De Filippo, introduce così, in maniera quasi naturale, quale sarà il tema della sua opera: le voci di dentro, quelle senza zioni interiori che stimolano le nostre cellule celebrali a tal modo da rendere impossibile la distinzione tra sogno e realtà. Infatti il protagonista Alberto Saporito commette proprio questo “errore”: sogna che i vicini Cimmaruta abbiano ucciso l’amico Amitrano (in realtà ammalato e in casa della zia) e, credendoci, li denuncia. Inizia così un gioco di accuse reciproche: nessuno si fida più dell’altro e tutti i membri della famiglia Cimmaruta ritengono un altro membro della famiglia responsabile dell’omicidio, tutt’ora non provato.

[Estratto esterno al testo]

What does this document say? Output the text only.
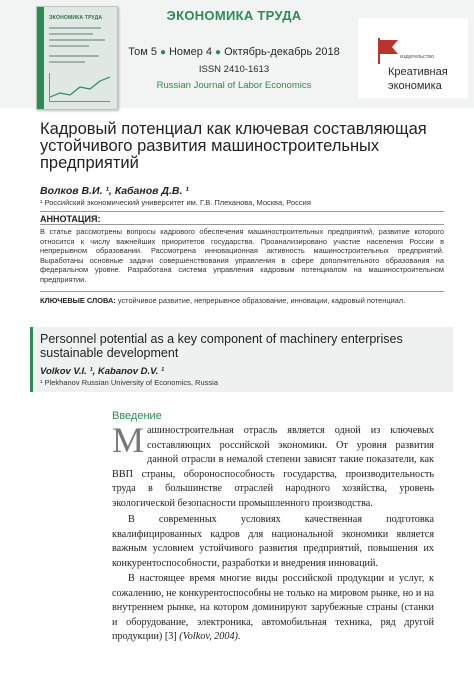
ЭКОНОМИКА ТРУДА	ЭКОНОМИКА ТРУДА
Том 5 ● Номер 4 ● Октябрь-декабрь 2018
ISSN 2410-1613
Russian Journal of Labor Economics
издательство
Креативная
экономика
Кадровый потенциал как ключевая составляющая устойчивого развития машиностроительных предприятий
Волков В.И. ¹, Кабанов Д.В. ¹
¹ Российский экономический университет им. Г.В. Плеханова, Москва, Россия
АННОТАЦИЯ:
В статье рассмотрены вопросы кадрового обеспечения машиностроительных предприятий, развитие которого относится к числу важнейших приоритетов государства. Проанализировано участие населения России в непрерывном образовании. Рассмотрена инновационная активность машиностроительных предприятий. Выработаны основные задачи совершенствования управления в сфере дополнительного образования на федеральном уровне. Разработана система управления кадровым потенциалом на машиностроительном предприятии.
КЛЮЧЕВЫЕ СЛОВА: устойчивое развитие, непрерывное образование, инновации, кадровый потенциал.
Personnel potential as a key component of machinery enterprises sustainable development
Volkov V.I. ¹, Kabanov D.V. ¹
¹ Plekhanov Russian University of Economics, Russia
Введение
Машиностроительная отрасль является одной из ключевых составляющих российской экономики. От уровня развития данной отрасли в немалой степени зависят такие показатели, как ВВП страны, обороноспособность государства, производительность труда в большинстве отраслей народного хозяйства, уровень экологической безопасности промышленного производства.

В современных условиях качественная подготовка квалифицированных кадров для национальной экономики является важным условием устойчивого развития предприятий, повышения их конкурентоспособности, разработки и внедрения инноваций.

В настоящее время многие виды российской продукции и услуг, к сожалению, не конкурентоспособны не только на мировом рынке, но и на внутреннем рынке, на котором доминируют зарубежные страны (станки и оборудование, электроника, автомобильная техника, ряд другой продукции) [3] (Volkov, 2004).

Quando Amitrano finalmente si sente meglio e cerca l’amico, allora sarà proprio Alberto Saporito ad accusare gli altri di essere diffidenti nei confronti degli altri e poco coerenti, pur essendo stato lui il primo a credere in questa mostruosità.

Eduardo De Filippo affermava che con appena cinque commedie fosse possibile rappresentare la storia umana e, proprio con questa opera  dimostra l’incertezza dei sentimenti umani, la condizionalità della mente umana e la diffidenza innata.

Nella rappresentazione del 1978 i fratelli Saporito furono interpretati da Eduardo e Luca De Filippo (padre e figlio): un legame familiare che Toni Servillo ha voluto in parte emulare affidando la parte del malandrino Carlo Saporito proprio al fratello Peppe Servillo, frontman degli Avion Travel nonché attore e autore La sinergia tra i fratelli si estende anche a tutto il cast: Betti Pedrazzi, Chiara Baffi, Marcello Romolo, Lucia Mandarini, Gigio Morra, Antonello Cossia, Vincenzo Nemolato, Marianna Robustelli,
Daghi Rondanini, Rocco Giordano, Maria Angela Robustelli e Francesco Paglino riescono a portare in scena un pezzo di Napoli, facendo dimenticare al pubblico dove si trovano.

Si sente una risata qua e là e, dopo un po’, si nota che anche gli spettatori non madrelingua, smettono di leggere di sottotitoli e sì lasciano trasportare in questo mondo dei quartieri napoletani.

Quando il tutto finisce, sembra quasi troppo presto e la standing ovation del pubblico afferma quanto già sospettato: con un breve excursus nella psiche umana, Toni Servillo è riuscito a dimostrare che la blanda descrizione dell’uomo e delle sue azioni, non sempre lodevoli, costituiscono un momento d critica sociale, ma anche di riflessione.